NA ROZDROŻU
Mam kołaczące się myśli
a pomiędzy nimi
tak zwany zdrowy rozsądek
w ten sposób nawarstwia się lęk o
słuszności.
Mam dwie nogi
a pomiędzy nimi
żar zakazanego owocu.
A tak po środku
mam serce pełne blizn
które na rozdrożu dwóch przeciwieństw
rani zgodę.
Przecież jestem kobietą
która ma pragnienia
ale czemu tylko do tego , jedynego obiektu
?
Taka trudna składanka.
mb
Komentarze (7)
Podoba mi się twój wiersz, jest bardzo ciekawie
pomyślany. Nie ma tu banalnych słów, tylko te
potrzebne do odzwierciedlenia swoich pragnień Te
wszystkie poetyckie słowa już się tak wytarły, że
jeśli się pisze wiersz prostym słowem, o własnym
przeżyciu, bardziej trafia do czytelnika.

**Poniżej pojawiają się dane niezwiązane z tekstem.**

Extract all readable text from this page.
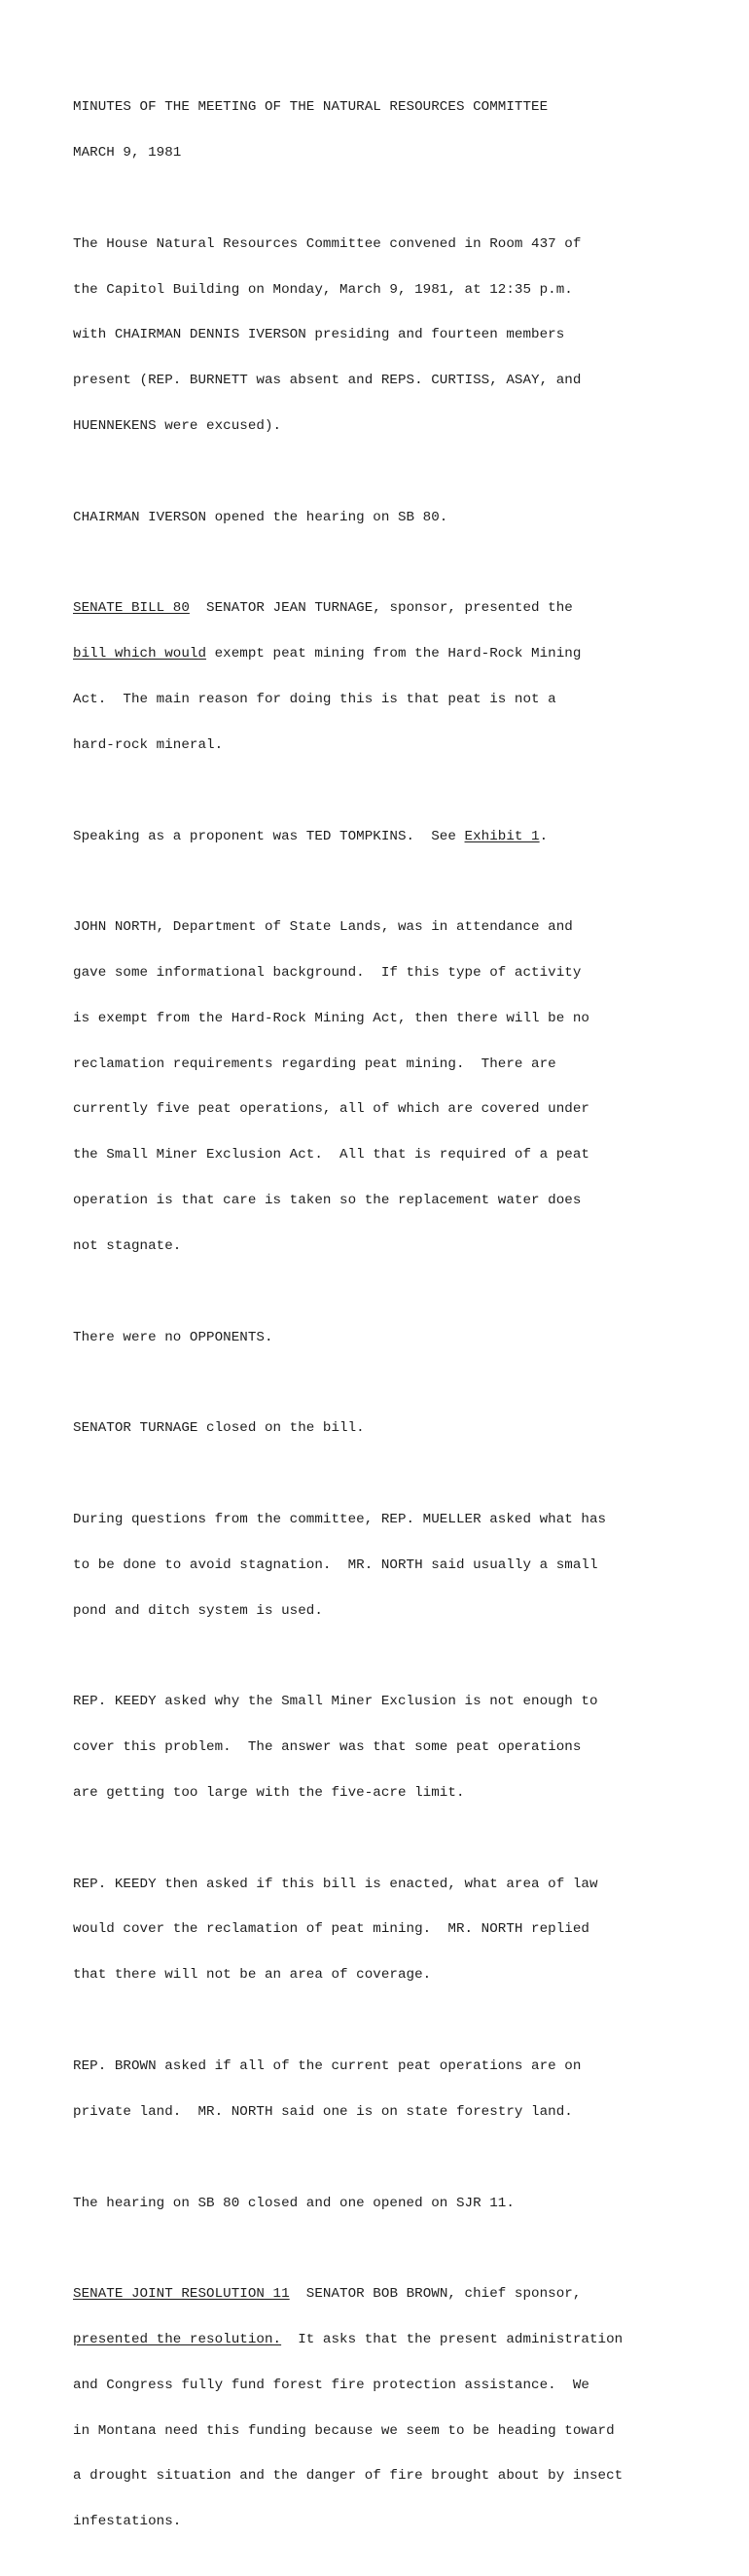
MINUTES OF THE MEETING OF THE NATURAL RESOURCES COMMITTEE

MARCH 9, 1981

The House Natural Resources Committee convened in Room 437 of

the Capitol Building on Monday, March 9, 1981, at 12:35 p.m.

with CHAIRMAN DENNIS IVERSON presiding and fourteen members

present (REP. BURNETT was absent and REPS. CURTISS, ASAY, and

HUENNEKENS were excused).

CHAIRMAN IVERSON opened the hearing on SB 80.

SENATE BILL 80  SENATOR JEAN TURNAGE, sponsor, presented the

bill which would exempt peat mining from the Hard-Rock Mining

Act.  The main reason for doing this is that peat is not a

hard-rock mineral.

Speaking as a proponent was TED TOMPKINS.  See Exhibit 1.

JOHN NORTH, Department of State Lands, was in attendance and

gave some informational background.  If this type of activity

is exempt from the Hard-Rock Mining Act, then there will be no

reclamation requirements regarding peat mining.  There are

currently five peat operations, all of which are covered under

the Small Miner Exclusion Act.  All that is required of a peat

operation is that care is taken so the replacement water does

not stagnate.

There were no OPPONENTS.

SENATOR TURNAGE closed on the bill.

During questions from the committee, REP. MUELLER asked what has

to be done to avoid stagnation.  MR. NORTH said usually a small

pond and ditch system is used.

REP. KEEDY asked why the Small Miner Exclusion is not enough to

cover this problem.  The answer was that some peat operations

are getting too large with the five-acre limit.

REP. KEEDY then asked if this bill is enacted, what area of law

would cover the reclamation of peat mining.  MR. NORTH replied

that there will not be an area of coverage.

REP. BROWN asked if all of the current peat operations are on

private land.  MR. NORTH said one is on state forestry land.

The hearing on SB 80 closed and one opened on SJR 11.

SENATE JOINT RESOLUTION 11  SENATOR BOB BROWN, chief sponsor,

presented the resolution.  It asks that the present administration

and Congress fully fund forest fire protection assistance.  We

in Montana need this funding because we seem to be heading toward

a drought situation and the danger of fire brought about by insect

infestations.
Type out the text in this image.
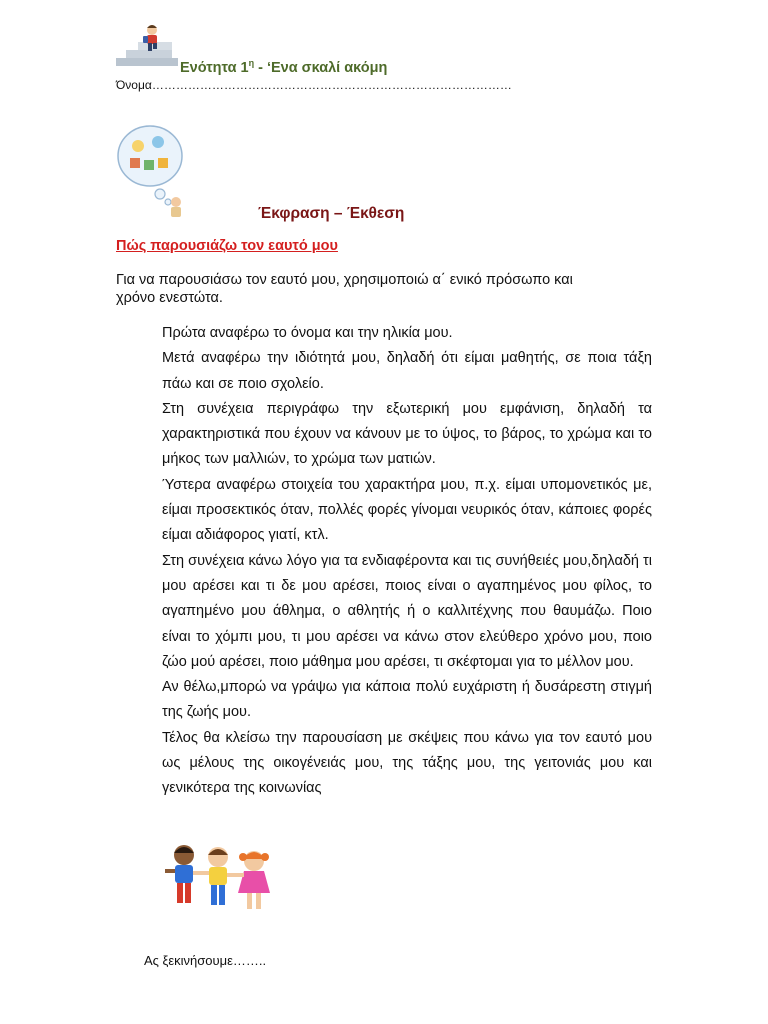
Ενότητα $1^\eta$ - ‘Ενα σκαλί ακόμη
Όνομα………………………………………………………………………………
Έκφραση – Έκθεση
Πώς παρουσιάζω τον εαυτό μου

Για να παρουσιάσω τον εαυτό μου, χρησιμοποιώ α΄ ενικό πρόσωπο και

χρόνο ενεστώτα.

Πρώτα αναφέρω το όνομα και την ηλικία μου.

Μετά αναφέρω την ιδιότητά μου, δηλαδή ότι είμαι μαθητής, σε ποια τάξη πάω και σε ποιο σχολείο.

Στη συνέχεια περιγράφω την εξωτερική μου εμφάνιση, δηλαδή τα χαρακτηριστικά που έχουν να κάνουν με το ύψος, το βάρος, το χρώμα και το μήκος των μαλλιών, το χρώμα των ματιών.

Ύστερα αναφέρω στοιχεία του χαρακτήρα μου, π.χ. είμαι υπομονετικός με, είμαι προσεκτικός όταν, πολλές φορές γίνομαι νευρικός όταν, κάποιες φορές είμαι αδιάφορος γιατί, κτλ.

Στη συνέχεια κάνω λόγο για τα ενδιαφέροντα και τις συνήθειές μου,δηλαδή τι μου αρέσει και τι δε μου αρέσει, ποιος είναι ο αγαπημένος μου φίλος, το αγαπημένο μου άθλημα, ο αθλητής ή ο καλλιτέχνης που θαυμάζω. Ποιο είναι το χόμπι μου, τι μου αρέσει να κάνω στον ελεύθερο χρόνο μου, ποιο ζώο μού αρέσει, ποιο μάθημα μου αρέσει, τι σκέφτομαι για το μέλλον μου.

Αν θέλω,μπορώ να γράψω για κάποια πολύ ευχάριστη ή δυσάρεστη στιγμή της ζωής μου.

Τέλος θα κλείσω την παρουσίαση με σκέψεις που κάνω για τον εαυτό μου ως μέλους της οικογένειάς μου, της τάξης μου, της γειτονιάς μου και γενικότερα της κοινωνίας

Ας ξεκινήσουμε……..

Ciekawie i odważnie się wyraziłaś. Każdy z nas ma
pragnienia. Ja czasami swoich nie potrafię pomieścić w
sercu. Życzę spełnienia. Pozdrawiam:)
rozdarcie pomiędzy świętością a grzechem, pomiędzy
pokusą a pragnieniem... ciekawy wiersz
Życie to jak puzzle nie zawsze dobrze się składa.
ta składanka działa w dwie strony...zrozumienia i
znalezienia właściwego rozwiązania(nie zawsze chcenia
drugiej strony są chceniami tej pierwszej...gdzie jest
granica naszych pragnień by nie wchodzić komus w
serce...często wypalone...
Dzięki jaszek , ubawiłas mnie swym komentarzem :)))
Wybieleją wcześniej na słoncu twe kości, zanim
zrozumiesz sens miłości...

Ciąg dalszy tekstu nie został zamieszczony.